Corbett's steady play helped ease the coach's mind. Corbett played a strong floor game, making smart decisions, limiting turnovers and making the most of late-game opportunities to score.

"I think of myself as a pass-first point guard," Corbett said. "I'm not going to get frustrated if I don't score. I have to let the game come to me."

The last sequence was point-guard play at its finest.

After Eastern tied the score on Barbera's clutch three-pointer, Camden Catholic called timeout with 0:16 on the clock.

"We were going to run a high screen and I was supposed to kick it back to Dom," Corbett said of Dunn, who set the screen.

But Eastern shade its defense to Dunn, so Cornett improvised. He drove the lane, drawing Okor off Okafor, and delivered a perfect bounce pass.

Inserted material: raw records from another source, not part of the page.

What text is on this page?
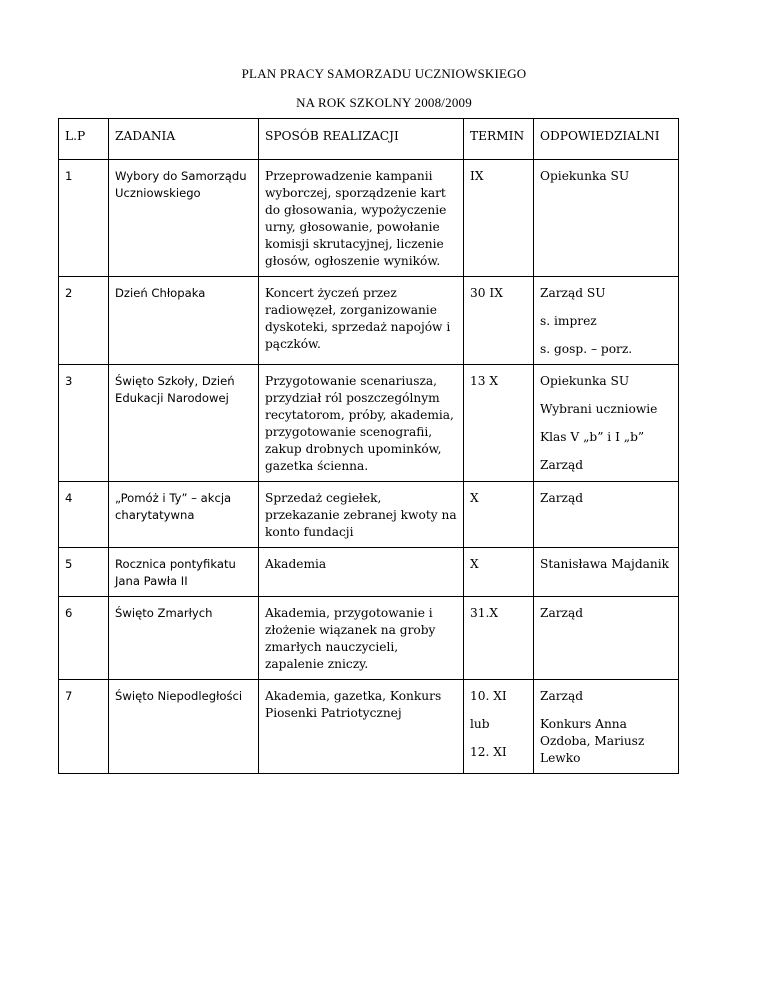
PLAN PRACY SAMORZADU UCZNIOWSKIEGO
NA ROK SZKOLNY 2008/2009
L.P	ZADANIA	SPOSÓB REALIZACJI	TERMIN	ODPOWIEDZIALNI
1	Wybory do Samorządu Uczniowskiego	Przeprowadzenie kampanii wyborczej, sporządzenie kart do głosowania, wypożyczenie urny, głosowanie, powołanie komisji skrutacyjnej, liczenie głosów, ogłoszenie wyników.	IX	Opiekunka SU

2	Dzień Chłopaka	Koncert życzeń przez radiowęzeł, zorganizowanie dyskoteki, sprzedaż napojów i pączków.	30 IX	Zarząd SU
s. imprez
s. gosp. – porz.

3	Święto Szkoły, Dzień Edukacji Narodowej	Przygotowanie scenariusza, przydział ról poszczególnym recytatorom, próby, akademia, przygotowanie scenografii, zakup drobnych upominków, gazetka ścienna.	13 X	Opiekunka SU
Wybrani uczniowie
Klas V „b” i I „b”
Zarząd

4	„Pomóż i Ty” – akcja charytatywna	Sprzedaż cegiełek, przekazanie zebranej kwoty na konto fundacji	X	Zarząd

5	Rocznica pontyfikatu Jana Pawła II	Akademia	X	Stanisława Majdanik

6	Święto Zmarłych	Akademia, przygotowanie i złożenie wiązanek na groby zmarłych nauczycieli, zapalenie zniczy.	31.X	Zarząd

7	Święto Niepodległości	Akademia, gazetka, Konkurs Piosenki Patriotycznej	10. XI
lub
12. XI	Zarząd
Konkurs Anna Ozdoba, Mariusz Lewko
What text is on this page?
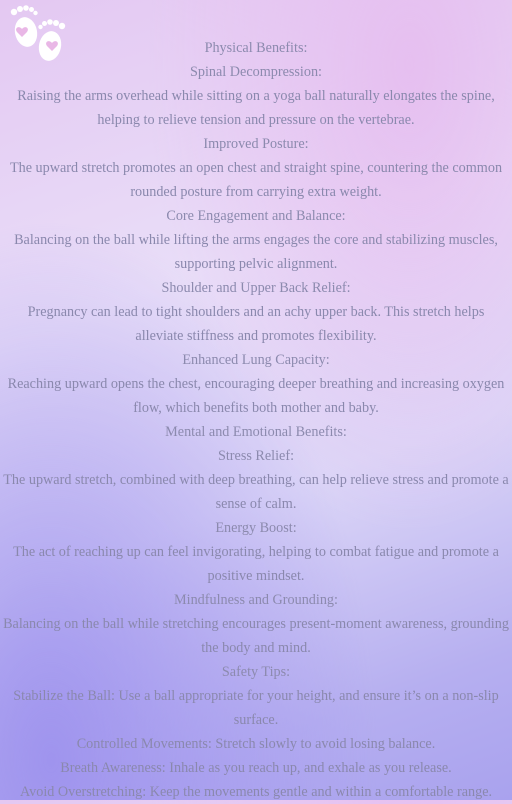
Physical Benefits:

Spinal Decompression:

Raising the arms overhead while sitting on a yoga ball naturally elongates the spine, helping to relieve tension and pressure on the vertebrae.

Improved Posture:

The upward stretch promotes an open chest and straight spine, countering the common rounded posture from carrying extra weight.

Core Engagement and Balance:

Balancing on the ball while lifting the arms engages the core and stabilizing muscles, supporting pelvic alignment.

Shoulder and Upper Back Relief:

Pregnancy can lead to tight shoulders and an achy upper back. This stretch helps alleviate stiffness and promotes flexibility.

Enhanced Lung Capacity:

Reaching upward opens the chest, encouraging deeper breathing and increasing oxygen flow, which benefits both mother and baby.

Mental and Emotional Benefits:

Stress Relief:

The upward stretch, combined with deep breathing, can help relieve stress and promote a sense of calm.

Energy Boost:

The act of reaching up can feel invigorating, helping to combat fatigue and promote a positive mindset.

Mindfulness and Grounding:

Balancing on the ball while stretching encourages present-moment awareness, grounding the body and mind.

Safety Tips:

Stabilize the Ball: Use a ball appropriate for your height, and ensure it’s on a non-slip surface.

Controlled Movements: Stretch slowly to avoid losing balance.

Breath Awareness: Inhale as you reach up, and exhale as you release.

Avoid Overstretching: Keep the movements gentle and within a comfortable range.
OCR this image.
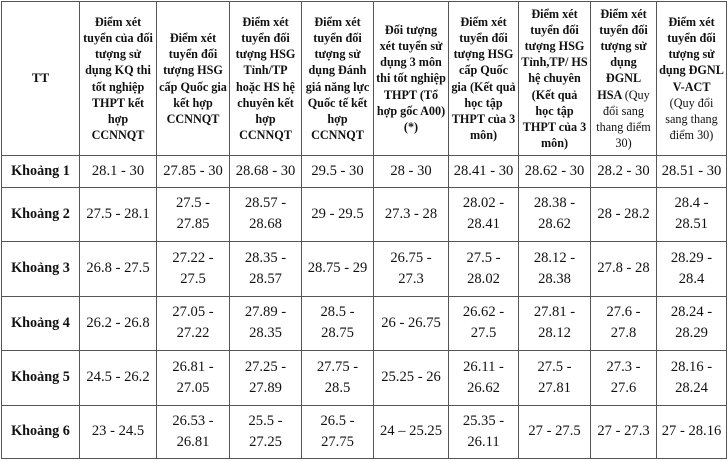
TT	Điểm xét tuyển của đối tượng sử dụng KQ thi tốt nghiệp THPT kết hợp CCNNQT	Điểm xét tuyển đối tượng HSG cấp Quốc gia kết hợp CCNNQT	Điểm xét tuyển đối tượng HSG Tỉnh/TP hoặc HS hệ chuyên kết hợp CCNNQT	Điểm xét tuyển đối tượng sử dụng Đánh giá năng lực Quốc tế kết hợp CCNNQT	Đối tượng xét tuyển sử dụng 3 môn thi tốt nghiệp THPT (Tổ hợp gốc A00) (*)	Điểm xét tuyển đối tượng HSG cấp Quốc gia (Kết quả học tập THPT của 3 môn)	Điểm xét tuyển đối tượng HSG Tỉnh,TP/ HS hệ chuyên (Kết quả học tập THPT của 3 môn)	Điểm xét tuyển đối tượng sử dụng ĐGNL HSA (Quy đổi sang thang điểm 30)	Điểm xét tuyển đối tượng sử dụng ĐGNL V-ACT (Quy đổi sang thang điểm 30)
Khoảng 1	28.1 - 30	27.85 - 30	28.68 - 30	29.5 - 30	28 - 30	28.41 - 30	28.62 - 30	28.2 - 30	28.51 - 30
Khoảng 2	27.5 - 28.1	27.5 - 27.85	28.57 - 28.68	29 - 29.5	27.3 - 28	28.02 - 28.41	28.38 - 28.62	28 - 28.2	28.4 - 28.51
Khoảng 3	26.8 - 27.5	27.22 - 27.5	28.35 - 28.57	28.75 - 29	26.75 - 27.3	27.5 - 28.02	28.12 - 28.38	27.8 - 28	28.29 - 28.4
Khoảng 4	26.2 - 26.8	27.05 - 27.22	27.89 - 28.35	28.5 - 28.75	26 - 26.75	26.62 - 27.5	27.81 - 28.12	27.6 - 27.8	28.24 - 28.29
Khoảng 5	24.5 - 26.2	26.81 - 27.05	27.25 - 27.89	27.75 - 28.5	25.25 - 26	26.11 - 26.62	27.5 - 27.81	27.3 - 27.6	28.16 - 28.24
Khoảng 6	23 - 24.5	26.53 - 26.81	25.5 - 27.25	26.5 - 27.75	24 – 25.25	25.35 - 26.11	27 - 27.5	27 - 27.3	27 - 28.16
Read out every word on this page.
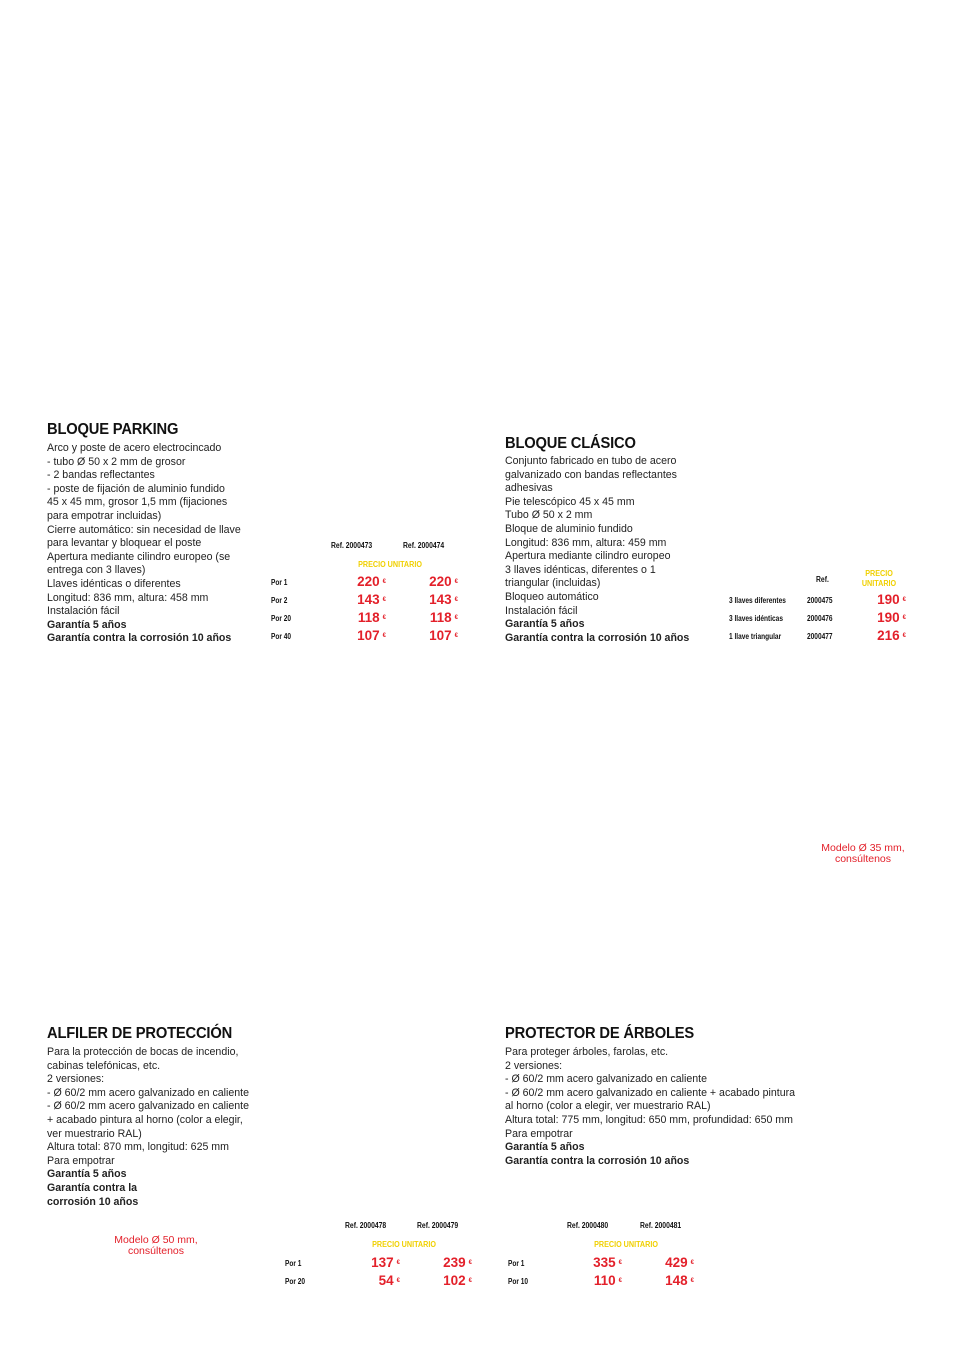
BLOQUE PARKING
Arco y poste de acero electrocincado
- tubo Ø 50 x 2 mm de grosor
- 2 bandas reflectantes
- poste de fijación de aluminio fundido
45 x 45 mm, grosor 1,5 mm (fijaciones
para empotrar incluidas)
Cierre automático: sin necesidad de llave
para levantar y bloquear el poste
Apertura mediante cilindro europeo (se
entrega con 3 llaves)
Llaves idénticas o diferentes
Longitud: 836 mm, altura: 458 mm
Instalación fácil
Garantía 5 años
Garantía contra la corrosión 10 años
Ref. 2000473	Ref. 2000474
PRECIO UNITARIO
Por 1	220 €	220 €
Por 2	143 €	143 €
Por 20	118 €	118 €
Por 40	107 €	107 €
BLOQUE CLÁSICO
Conjunto fabricado en tubo de acero
galvanizado con bandas reflectantes
adhesivas
Pie telescópico 45 x 45 mm
Tubo Ø 50 x 2 mm
Bloque de aluminio fundido
Longitud: 836 mm, altura: 459 mm
Apertura mediante cilindro europeo
3 llaves idénticas, diferentes o 1
triangular (incluidas)
Bloqueo automático
Instalación fácil
Garantía 5 años
Garantía contra la corrosión 10 años
Ref.
PRECIO
UNITARIO
3 llaves diferentes	2000475	190 €
3 llaves idénticas	2000476	190 €
1 llave triangular	2000477	216 €
Modelo Ø 35 mm,
consúltenos
ALFILER DE PROTECCIÓN
Para la protección de bocas de incendio,
cabinas telefónicas, etc.
2 versiones:
- Ø 60/2 mm acero galvanizado en caliente
- Ø 60/2 mm acero galvanizado en caliente
+ acabado pintura al horno (color a elegir,
ver muestrario RAL)
Altura total: 870 mm, longitud: 625 mm
Para empotrar
Garantía 5 años
Garantía contra la
corrosión 10 años
Modelo Ø 50 mm,
consúltenos
Ref. 2000478	Ref. 2000479
PRECIO UNITARIO
Por 1	137 €	239 €
Por 20	54 €	102 €
PROTECTOR DE ÁRBOLES
Para proteger árboles, farolas, etc.
2 versiones:
- Ø 60/2 mm acero galvanizado en caliente
- Ø 60/2 mm acero galvanizado en caliente + acabado pintura
al horno (color a elegir, ver muestrario RAL)
Altura total: 775 mm, longitud: 650 mm, profundidad: 650 mm
Para empotrar
Garantía 5 años
Garantía contra la corrosión 10 años
Ref. 2000480	Ref. 2000481
PRECIO UNITARIO
Por 1	335 €	429 €
Por 10	110 €	148 €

"All I had to do was catch it and make the layup," Okafor said. "We have a great point guard. He made a great basketball play."

Said Matt Crawford: "That had nothing to do with coaching. That was a kid making a play."

Corbett used to dream abut making plays like that and they usually ended with him sinking the basket.

But he's a Camden Catholic point guard now, the latest in a long and distinguished line.

"In the beginning, I use to think about making the basket," Corbett said. "Now I'll take the dish."

Camden Catholic 10 15 7 18 — 50

Eastern 13 11 12 10 — 48

CC: Dominic Dunn 19, Uche Okafor 11, Baba Ajike 11, Pat Corbett 9, Juan Feliciano 0.

E: Onye Okoro 15, Jesse Barbera 10, Troy Edwards 7, Ryan Ems 10, Andrew Heck 6.